Infolge der Übernahme von Innogy durch E.on muss auch das Pensionsmanagement von Innogy neu aufgestellt werden.

Innogy

03.12.19
Asset Management

Innogy stellt Pensionsmanagement neu auf

Die Integration von Innogy in den E.on-Konzern hat auch Folgen für das Pensionsmanagement. Künftig wird die betriebliche Altersversorgung der bisherigen Innogy-Mitarbeiter nicht mehr durch eine Konzernlösung sichergestellt.

Die Übernahme von Innogy durch E.on erfordert viele Umstellungen im Finanzbereich. Auch das Pensionsmanagement von Innogy ist betroffen und muss neu ausgerichtet werden. Der Willis Towers Watson Pensionsfonds wird als Finanzierungsvehikel Pensionsvermögen in Höhe von rund 2,6 Milliarden Euro für rund 10.000 Betriebsrentner übernehmen, wie die Beratung mitteilte. Der Willis Towers Watson Pensionsfonds zählt eigenen Angaben zufolge mit 3,8 Milliarden Euro Sicherungsvermögen zu den größten Anbieterpensionsfonds in Deutschland.

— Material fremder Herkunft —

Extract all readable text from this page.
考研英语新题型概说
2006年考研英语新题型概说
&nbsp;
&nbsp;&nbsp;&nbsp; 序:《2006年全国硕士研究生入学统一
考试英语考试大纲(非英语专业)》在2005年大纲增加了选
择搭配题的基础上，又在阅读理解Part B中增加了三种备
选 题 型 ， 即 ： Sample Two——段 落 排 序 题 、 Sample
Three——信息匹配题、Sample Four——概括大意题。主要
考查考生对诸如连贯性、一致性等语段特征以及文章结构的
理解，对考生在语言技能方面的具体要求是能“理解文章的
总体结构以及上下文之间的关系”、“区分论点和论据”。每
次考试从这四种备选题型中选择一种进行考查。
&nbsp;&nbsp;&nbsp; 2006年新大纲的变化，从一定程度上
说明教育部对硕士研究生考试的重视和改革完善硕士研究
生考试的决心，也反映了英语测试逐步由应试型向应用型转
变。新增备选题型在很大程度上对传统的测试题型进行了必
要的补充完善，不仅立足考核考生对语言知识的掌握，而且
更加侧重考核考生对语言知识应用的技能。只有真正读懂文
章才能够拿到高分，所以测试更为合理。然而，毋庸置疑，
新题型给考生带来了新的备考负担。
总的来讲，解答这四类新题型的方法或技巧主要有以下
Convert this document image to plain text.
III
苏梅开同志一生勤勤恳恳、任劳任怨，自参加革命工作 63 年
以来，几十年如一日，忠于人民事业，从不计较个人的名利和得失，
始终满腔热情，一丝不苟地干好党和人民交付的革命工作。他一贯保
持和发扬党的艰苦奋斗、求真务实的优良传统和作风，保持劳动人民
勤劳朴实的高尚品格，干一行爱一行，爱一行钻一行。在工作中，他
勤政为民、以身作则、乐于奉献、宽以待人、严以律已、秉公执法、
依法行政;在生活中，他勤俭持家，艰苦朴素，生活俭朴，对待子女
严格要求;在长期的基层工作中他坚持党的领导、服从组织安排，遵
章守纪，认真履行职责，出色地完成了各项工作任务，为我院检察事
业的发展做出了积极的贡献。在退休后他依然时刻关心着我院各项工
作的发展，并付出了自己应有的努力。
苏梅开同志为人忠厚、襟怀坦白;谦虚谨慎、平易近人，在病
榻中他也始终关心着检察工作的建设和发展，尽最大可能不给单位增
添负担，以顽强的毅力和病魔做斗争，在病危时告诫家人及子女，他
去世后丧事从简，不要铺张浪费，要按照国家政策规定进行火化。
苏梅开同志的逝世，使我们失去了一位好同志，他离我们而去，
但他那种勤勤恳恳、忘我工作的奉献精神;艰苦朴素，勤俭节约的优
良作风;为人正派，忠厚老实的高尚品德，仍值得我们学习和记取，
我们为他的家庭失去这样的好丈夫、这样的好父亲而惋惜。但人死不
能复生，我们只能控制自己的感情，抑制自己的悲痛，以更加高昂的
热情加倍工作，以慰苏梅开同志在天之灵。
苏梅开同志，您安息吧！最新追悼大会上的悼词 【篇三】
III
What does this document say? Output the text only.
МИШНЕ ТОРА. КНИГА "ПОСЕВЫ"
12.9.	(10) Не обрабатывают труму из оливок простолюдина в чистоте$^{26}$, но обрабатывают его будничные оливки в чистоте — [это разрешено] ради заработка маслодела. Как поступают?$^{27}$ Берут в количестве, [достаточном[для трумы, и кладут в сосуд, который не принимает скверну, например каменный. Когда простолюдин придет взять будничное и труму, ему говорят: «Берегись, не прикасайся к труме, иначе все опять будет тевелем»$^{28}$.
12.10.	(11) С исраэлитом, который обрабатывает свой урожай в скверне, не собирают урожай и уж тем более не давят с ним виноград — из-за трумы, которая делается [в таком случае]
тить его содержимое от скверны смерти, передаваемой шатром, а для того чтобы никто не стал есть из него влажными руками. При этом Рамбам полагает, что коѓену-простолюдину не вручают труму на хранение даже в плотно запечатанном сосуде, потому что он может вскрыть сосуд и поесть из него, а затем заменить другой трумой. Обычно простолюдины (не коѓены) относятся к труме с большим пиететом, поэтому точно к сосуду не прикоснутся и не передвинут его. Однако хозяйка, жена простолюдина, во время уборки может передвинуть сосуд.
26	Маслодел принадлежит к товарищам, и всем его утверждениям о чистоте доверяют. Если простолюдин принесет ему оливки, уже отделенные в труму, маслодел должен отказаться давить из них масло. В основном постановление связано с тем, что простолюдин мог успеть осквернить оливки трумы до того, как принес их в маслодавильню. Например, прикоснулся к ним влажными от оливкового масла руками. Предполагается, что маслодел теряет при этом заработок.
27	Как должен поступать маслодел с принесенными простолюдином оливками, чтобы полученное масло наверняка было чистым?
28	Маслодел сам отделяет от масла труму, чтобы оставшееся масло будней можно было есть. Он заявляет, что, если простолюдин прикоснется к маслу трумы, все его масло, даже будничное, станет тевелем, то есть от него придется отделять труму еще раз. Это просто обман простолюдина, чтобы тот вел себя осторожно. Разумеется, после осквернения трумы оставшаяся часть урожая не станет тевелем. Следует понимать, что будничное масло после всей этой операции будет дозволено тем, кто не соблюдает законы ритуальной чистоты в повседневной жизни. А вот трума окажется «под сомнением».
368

Der Wechsel von der Konzern- zur Anbieterlösung war im Rahmen der Übernahme von Innogy durch E.on aus rechtlichen Gründen zwingend erforderlich. Denn bis dato hatte die frühere Innogy-Mutter RWE das Pensionsvermögen von Innogy gemanagt, bei Innogy selbst gab es keine Asset-Management-Abteilung. Innogy war 2016 an die Börse gegangen, bis zur Übernahme durch E.on im September hielt RWE mit 76 Prozent allerdings noch die Mehrheit.

Nun gehört Innogy zu E.on. Im Zuge der Übernahme mussten neben der Bestandsübertragung des gesamten Innogy-Pensionsfondsbestands aus dem RWE-Pensionsfonds zeitgleich auch eine entsprechende Übertragung der für Innogy bestehenden Konzern-Treuhand-Struktur auf die Wills Towers Watson Treuhand GmbH umgesetzt werden.

Wenig Zeit für Neuaufstellung des Pensionsmanagements

„Mit der Umstellung auf den Willis Towers Watson Pensionsfonds bleiben – wie geplant – auch nach dem Anbieterwechsel viele Strukturen, Prozesse und Ansprechpartner gleich”, berichtet Diana Custodis, Senior Projekt Manager Group Finance bei Innogy. Das bedeutet: Für die aktuellen und zukünftigen Innogy-Betriebsrentner ändert sich durch den Anbieterwechsel nichts.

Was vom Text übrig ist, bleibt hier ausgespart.